As on every Tisha B'Av since the liberation of the Western Wall in 1967, tens of thousands of Jews frequented the Wall last night and today, praying for the rebuilding of the Temple just behind it. Though pleasure trips and joyous get-togethers are forbidden on Tisha B'Av, Rabbi Eliezer Melamed - Rabbi of Har Bracha in the Shomron, head of Yeshivat Shavei Shomron, and author of several Halakhic [Jewish Legal] works - has written,



"It is clear that one need not refrain from going to the Western Wall [on Tisha B'Av] for fear of meeting friends and being happy. My father and teacher [Rabbi Zalman Melamed] has said that there is no greater rectification for Tisha B'Av than to go to the Wall, the remnant of the destruction, and to pray for the Holy Temple to be speedily rebuilt in our days. On the contrary: The fact that many people go there enhances the power of the prayer, and increases Divine honor."



Rabbi Melamed the son added that when one meets friends there, "he should not greet them, but is permitted to grasp their hands with love and pray with them for the rebuilding of the Beit HaMikdash."



The police have restricted entry to the Temple Mount: No Jews at all, no tourists, and for Moslems - only females or 45-year-old-and-over residents of Israel.



The Supreme Court had originally permitted members of the Temple Mount Faithful organization to enter, together with other Jews, as long as they would not wear special clothing, act provocatively, or stand out in any way or form. The police, however, pre-empted the decision by forbidding all Jews to enter, for fear of Arab violence against them. Jerusalem Mayor Uri Lupoliansky supported the police decision.

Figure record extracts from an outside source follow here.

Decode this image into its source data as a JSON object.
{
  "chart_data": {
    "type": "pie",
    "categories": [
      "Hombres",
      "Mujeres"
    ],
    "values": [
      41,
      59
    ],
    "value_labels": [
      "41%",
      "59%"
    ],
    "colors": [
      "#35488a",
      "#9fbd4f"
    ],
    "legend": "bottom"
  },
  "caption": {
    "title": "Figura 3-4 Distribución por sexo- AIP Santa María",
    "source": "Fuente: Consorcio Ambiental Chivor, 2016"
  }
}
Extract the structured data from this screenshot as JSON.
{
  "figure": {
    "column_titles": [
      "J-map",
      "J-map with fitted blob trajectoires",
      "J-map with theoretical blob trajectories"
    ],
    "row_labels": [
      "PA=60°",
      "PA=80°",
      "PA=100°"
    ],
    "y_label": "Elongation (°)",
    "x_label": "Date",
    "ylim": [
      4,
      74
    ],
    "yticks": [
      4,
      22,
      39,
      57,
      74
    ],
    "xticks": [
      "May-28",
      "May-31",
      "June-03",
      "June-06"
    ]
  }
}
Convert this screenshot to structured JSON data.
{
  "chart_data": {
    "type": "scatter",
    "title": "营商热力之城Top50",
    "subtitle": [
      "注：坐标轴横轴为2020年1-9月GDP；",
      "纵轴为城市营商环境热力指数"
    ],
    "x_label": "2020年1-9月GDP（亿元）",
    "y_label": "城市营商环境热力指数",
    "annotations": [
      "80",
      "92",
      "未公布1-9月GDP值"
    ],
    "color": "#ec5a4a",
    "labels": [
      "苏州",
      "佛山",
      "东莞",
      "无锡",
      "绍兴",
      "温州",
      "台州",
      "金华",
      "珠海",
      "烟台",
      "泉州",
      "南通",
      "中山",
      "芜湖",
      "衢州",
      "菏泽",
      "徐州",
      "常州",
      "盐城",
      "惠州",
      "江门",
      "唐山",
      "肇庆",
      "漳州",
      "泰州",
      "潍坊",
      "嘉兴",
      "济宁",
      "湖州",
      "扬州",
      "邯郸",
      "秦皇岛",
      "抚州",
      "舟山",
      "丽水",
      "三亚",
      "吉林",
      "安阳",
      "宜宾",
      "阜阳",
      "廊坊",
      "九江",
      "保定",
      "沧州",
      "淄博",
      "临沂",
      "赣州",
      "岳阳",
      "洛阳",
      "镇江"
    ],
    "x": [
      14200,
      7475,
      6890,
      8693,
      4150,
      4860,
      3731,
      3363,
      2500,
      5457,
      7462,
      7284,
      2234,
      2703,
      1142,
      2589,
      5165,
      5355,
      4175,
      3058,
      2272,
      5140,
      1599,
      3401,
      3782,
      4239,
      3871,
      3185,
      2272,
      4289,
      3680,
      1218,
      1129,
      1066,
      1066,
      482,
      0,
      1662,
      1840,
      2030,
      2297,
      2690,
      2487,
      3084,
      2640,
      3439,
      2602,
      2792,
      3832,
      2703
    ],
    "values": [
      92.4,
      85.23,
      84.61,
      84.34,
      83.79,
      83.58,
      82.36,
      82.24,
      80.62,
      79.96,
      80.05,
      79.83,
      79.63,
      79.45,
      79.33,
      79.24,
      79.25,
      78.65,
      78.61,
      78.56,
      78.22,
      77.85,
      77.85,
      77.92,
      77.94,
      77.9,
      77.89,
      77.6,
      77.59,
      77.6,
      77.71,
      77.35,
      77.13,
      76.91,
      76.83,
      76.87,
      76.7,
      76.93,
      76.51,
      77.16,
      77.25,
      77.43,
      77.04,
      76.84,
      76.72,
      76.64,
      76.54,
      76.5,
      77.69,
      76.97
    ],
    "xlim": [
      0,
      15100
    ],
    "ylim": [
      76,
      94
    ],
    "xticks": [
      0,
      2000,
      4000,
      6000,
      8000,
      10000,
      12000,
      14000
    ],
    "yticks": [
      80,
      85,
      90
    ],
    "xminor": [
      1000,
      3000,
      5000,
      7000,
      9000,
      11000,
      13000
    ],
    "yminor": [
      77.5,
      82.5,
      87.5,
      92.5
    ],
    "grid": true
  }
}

The Chief Rabbinate, which held a meeting in Sderot this week, issued a ruling forbidding soldiers at war from fasting on Tisha B'Av this year. The ruling states that fasting could affect their combat ability and "is liable to cause danger to their lives and to others around them, and therefore they must eat and drink as much as they need in order to be as fit for combat as possible and to carry out this holy mission of fighting and winning."



The rabbis also called upon "all our brothers in the House of Israel wherever they dwell, including those who normally do not fast on this day, to make a special effort to strengthen the Nation of Israel and its unity, and to keep the fast of Tisha B'Av. All of Israel is responsible for one another, and this power obligates us to lend a hand and take part in the sorrow of those who are suffering because of this war."